The dog was out scraping her cone on the pavement and shoving it into the hedges and rolling on the grass for the first time with it. I wonder if she thinks she will have a cone for ever and ever? The vet says one more week - until her second check-up on Tuesday, when the stitches will come out, and if all is well the cone can come off. In the meantime she's still getting snagged on the furniture and bumping into wall corners, and trying to get around the coffee table to snug up between it and the couch. When we go outside she sniffs and snorks and picks up all kinds of bits of leaf and soil around the edges of the cone so I have to give it a wipe when we come back inside. She's very good natured about it. We are all looking forward to saying goodbye to the cone.

As the dog took me out on her walk this morning, I saw all kinds of spring flowers in bloom, including the smaller cherry blossoms. The big fluffy pink ones will come out at the end of April. The small ones are delicate and beautiful. I took some photos which I will post later. There are hyacinths all around - the deep purply blue ones and the white ones, and I can't smell a darn thing when I walk past them. This is very distressing to me. I keep hoping my sense of smell will come back, but it seems to be worse than ever this year.

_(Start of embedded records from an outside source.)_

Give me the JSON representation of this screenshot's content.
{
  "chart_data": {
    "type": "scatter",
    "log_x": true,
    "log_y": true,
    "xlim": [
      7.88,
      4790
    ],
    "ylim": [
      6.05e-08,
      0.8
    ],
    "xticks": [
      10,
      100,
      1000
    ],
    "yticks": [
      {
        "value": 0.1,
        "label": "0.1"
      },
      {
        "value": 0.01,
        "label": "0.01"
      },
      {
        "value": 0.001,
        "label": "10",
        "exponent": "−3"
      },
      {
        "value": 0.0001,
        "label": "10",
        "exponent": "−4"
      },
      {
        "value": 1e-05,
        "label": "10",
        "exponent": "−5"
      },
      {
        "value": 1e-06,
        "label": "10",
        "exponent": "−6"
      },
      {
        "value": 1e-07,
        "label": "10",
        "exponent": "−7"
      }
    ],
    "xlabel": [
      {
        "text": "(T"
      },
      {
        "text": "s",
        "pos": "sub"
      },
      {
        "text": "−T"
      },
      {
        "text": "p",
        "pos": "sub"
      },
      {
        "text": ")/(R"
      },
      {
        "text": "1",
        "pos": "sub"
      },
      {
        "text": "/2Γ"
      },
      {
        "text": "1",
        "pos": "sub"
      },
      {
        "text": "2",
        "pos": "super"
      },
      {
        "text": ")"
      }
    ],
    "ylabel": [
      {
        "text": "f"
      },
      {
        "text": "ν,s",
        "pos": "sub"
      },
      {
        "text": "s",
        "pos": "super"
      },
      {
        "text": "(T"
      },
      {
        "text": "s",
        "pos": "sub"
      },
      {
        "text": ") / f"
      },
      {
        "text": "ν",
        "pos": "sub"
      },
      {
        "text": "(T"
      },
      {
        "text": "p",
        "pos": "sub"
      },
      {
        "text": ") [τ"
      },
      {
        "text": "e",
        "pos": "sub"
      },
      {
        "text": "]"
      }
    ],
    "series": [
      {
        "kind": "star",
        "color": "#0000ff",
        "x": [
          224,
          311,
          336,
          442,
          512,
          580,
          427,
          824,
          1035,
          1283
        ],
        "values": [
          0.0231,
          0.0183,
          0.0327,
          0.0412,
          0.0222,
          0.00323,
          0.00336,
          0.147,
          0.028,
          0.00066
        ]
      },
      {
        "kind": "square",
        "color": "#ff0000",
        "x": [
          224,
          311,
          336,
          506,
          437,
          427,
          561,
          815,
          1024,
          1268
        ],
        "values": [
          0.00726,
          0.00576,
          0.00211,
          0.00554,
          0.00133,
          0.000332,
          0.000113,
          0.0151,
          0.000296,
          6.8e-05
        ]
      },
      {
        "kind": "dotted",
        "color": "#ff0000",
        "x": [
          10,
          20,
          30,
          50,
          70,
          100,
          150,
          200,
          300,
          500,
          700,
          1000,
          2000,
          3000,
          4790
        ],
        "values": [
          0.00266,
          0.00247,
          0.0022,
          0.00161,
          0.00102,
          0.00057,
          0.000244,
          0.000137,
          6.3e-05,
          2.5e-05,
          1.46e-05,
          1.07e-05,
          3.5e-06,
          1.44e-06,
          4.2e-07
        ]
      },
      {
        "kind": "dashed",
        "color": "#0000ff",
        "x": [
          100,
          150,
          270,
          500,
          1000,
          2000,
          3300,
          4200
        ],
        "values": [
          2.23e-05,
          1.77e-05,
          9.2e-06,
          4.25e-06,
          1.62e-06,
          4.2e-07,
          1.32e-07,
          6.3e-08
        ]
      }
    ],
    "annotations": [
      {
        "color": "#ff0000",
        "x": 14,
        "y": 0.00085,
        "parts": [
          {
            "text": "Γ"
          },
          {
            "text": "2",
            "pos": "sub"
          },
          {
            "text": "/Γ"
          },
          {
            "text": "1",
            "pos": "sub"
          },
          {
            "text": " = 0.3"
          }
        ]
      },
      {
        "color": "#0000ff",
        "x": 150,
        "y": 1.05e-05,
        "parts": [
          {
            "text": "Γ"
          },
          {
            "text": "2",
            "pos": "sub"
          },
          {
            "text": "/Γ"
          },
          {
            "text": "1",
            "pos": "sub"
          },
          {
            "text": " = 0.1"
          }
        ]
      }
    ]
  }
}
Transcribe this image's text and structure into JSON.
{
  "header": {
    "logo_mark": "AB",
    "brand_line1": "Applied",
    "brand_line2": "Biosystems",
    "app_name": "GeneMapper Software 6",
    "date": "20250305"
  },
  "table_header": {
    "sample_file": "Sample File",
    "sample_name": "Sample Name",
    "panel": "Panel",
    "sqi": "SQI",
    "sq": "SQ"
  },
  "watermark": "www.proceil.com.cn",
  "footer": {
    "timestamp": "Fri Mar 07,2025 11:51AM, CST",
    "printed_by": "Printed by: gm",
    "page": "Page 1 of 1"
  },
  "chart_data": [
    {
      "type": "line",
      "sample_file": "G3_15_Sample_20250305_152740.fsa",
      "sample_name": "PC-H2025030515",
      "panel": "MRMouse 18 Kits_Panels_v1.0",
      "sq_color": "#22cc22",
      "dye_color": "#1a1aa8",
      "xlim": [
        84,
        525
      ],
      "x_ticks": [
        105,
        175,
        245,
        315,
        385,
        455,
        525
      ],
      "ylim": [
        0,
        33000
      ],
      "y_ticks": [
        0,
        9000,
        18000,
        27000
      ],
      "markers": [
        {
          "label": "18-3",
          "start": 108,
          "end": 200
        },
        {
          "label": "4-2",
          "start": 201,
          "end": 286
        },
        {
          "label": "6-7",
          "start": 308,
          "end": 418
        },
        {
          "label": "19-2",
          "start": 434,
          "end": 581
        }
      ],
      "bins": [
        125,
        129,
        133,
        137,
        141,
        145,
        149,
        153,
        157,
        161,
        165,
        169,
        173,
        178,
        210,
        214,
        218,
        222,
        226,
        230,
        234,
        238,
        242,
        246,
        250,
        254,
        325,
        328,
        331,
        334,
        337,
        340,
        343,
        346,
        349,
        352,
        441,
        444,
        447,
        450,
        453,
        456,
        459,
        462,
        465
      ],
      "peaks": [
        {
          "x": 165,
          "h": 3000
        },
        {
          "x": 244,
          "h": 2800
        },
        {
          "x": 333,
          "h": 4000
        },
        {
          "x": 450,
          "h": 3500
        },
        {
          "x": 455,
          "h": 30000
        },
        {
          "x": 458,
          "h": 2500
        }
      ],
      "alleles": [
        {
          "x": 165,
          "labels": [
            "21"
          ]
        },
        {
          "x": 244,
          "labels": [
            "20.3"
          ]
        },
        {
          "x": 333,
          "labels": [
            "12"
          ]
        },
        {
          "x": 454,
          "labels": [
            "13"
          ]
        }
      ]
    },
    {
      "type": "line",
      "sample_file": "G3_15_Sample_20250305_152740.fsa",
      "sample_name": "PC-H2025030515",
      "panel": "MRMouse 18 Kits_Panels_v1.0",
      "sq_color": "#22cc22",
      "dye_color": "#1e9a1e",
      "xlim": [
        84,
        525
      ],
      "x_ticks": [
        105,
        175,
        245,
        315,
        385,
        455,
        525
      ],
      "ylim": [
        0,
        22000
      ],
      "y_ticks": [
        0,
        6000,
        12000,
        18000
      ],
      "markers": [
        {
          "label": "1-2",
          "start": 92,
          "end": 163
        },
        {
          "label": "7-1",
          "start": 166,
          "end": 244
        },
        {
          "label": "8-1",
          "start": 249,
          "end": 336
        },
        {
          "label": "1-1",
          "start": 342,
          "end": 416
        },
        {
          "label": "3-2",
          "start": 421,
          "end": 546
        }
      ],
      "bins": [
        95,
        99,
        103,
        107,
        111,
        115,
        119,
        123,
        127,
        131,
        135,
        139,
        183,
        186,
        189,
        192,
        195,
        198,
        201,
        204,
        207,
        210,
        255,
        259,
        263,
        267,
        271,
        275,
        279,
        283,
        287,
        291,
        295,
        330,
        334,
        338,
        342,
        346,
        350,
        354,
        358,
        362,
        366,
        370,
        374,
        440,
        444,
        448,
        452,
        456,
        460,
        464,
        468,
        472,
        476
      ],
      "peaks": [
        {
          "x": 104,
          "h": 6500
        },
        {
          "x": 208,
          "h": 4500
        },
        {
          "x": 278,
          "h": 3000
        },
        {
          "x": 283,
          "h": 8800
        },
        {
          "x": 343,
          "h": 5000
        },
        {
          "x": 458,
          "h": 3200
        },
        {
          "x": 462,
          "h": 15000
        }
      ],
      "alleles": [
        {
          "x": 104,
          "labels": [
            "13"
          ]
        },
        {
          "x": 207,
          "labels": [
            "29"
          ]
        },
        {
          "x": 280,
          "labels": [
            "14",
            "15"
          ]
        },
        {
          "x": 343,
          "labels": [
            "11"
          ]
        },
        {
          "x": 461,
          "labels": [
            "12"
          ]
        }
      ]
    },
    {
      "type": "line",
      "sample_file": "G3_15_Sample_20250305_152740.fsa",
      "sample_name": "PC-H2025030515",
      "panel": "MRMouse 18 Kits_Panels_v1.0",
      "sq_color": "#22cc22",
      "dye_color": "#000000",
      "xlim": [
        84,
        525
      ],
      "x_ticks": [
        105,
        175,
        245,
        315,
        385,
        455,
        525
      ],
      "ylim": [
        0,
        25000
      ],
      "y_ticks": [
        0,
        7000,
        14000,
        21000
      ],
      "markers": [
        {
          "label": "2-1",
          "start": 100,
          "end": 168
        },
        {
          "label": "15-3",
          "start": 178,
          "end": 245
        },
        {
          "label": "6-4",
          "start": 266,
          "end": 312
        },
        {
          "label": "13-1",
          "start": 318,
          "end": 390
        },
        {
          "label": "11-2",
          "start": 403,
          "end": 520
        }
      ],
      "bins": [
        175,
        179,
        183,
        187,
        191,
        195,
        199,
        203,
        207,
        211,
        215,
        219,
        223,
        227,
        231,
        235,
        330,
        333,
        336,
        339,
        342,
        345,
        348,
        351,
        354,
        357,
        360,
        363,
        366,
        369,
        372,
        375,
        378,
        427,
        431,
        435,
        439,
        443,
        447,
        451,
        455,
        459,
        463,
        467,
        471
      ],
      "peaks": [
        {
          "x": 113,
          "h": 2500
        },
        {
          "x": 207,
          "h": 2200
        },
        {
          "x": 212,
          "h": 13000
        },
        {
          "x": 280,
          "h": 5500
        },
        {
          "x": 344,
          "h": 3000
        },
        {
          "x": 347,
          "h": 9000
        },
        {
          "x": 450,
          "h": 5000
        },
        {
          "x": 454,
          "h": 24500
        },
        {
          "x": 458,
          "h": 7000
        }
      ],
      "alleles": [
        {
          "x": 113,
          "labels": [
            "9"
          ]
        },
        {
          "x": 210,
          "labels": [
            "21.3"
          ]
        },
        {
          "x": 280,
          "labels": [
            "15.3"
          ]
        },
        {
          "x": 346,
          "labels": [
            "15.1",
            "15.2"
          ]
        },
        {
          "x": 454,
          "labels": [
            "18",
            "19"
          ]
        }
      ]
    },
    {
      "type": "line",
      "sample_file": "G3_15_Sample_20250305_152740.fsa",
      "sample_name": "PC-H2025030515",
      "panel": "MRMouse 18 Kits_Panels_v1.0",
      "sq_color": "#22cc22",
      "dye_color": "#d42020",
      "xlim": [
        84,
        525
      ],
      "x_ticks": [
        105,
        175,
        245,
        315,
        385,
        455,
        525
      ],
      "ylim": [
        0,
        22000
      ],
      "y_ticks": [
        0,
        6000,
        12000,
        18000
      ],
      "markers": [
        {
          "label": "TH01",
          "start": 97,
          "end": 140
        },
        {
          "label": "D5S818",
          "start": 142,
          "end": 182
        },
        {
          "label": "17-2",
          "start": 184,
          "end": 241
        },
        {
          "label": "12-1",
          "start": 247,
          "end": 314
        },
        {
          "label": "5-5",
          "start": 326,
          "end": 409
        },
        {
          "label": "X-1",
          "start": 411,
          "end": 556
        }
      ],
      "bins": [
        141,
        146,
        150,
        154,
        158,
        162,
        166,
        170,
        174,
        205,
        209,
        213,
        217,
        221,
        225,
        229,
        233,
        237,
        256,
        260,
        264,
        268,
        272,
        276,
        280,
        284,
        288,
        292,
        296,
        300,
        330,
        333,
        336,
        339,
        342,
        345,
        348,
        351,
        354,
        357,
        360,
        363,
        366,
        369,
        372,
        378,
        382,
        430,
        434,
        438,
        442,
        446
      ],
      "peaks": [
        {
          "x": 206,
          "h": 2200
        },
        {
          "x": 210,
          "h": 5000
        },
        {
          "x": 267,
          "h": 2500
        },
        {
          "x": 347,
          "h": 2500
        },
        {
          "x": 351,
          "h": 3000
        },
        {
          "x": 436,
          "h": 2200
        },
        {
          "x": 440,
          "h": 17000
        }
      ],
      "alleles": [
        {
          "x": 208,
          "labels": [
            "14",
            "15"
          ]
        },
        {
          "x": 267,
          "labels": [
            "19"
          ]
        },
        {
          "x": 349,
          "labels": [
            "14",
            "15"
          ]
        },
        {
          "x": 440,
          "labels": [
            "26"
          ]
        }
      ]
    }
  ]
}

Before it faded, hyacinths used to irritate me, they smelled so distinctive and tangy. Now I wouldn't know they were there if I closed my eyes. I've got my fingers crossed for the lilacs, which will appear soon. I love them. If I have to put on a cone and bury my head in a lilac bush I will. That's how determined I am to smell them. But I'm good natured about it too. There are benefits. You can sit in a car with me and fart for half an hour and it barely bothers me. So I guess I'm being good natured too. Still, I can hardly wait until my smell comes back, as I still hope it will.

question: did you ever lose something that you once took for granted?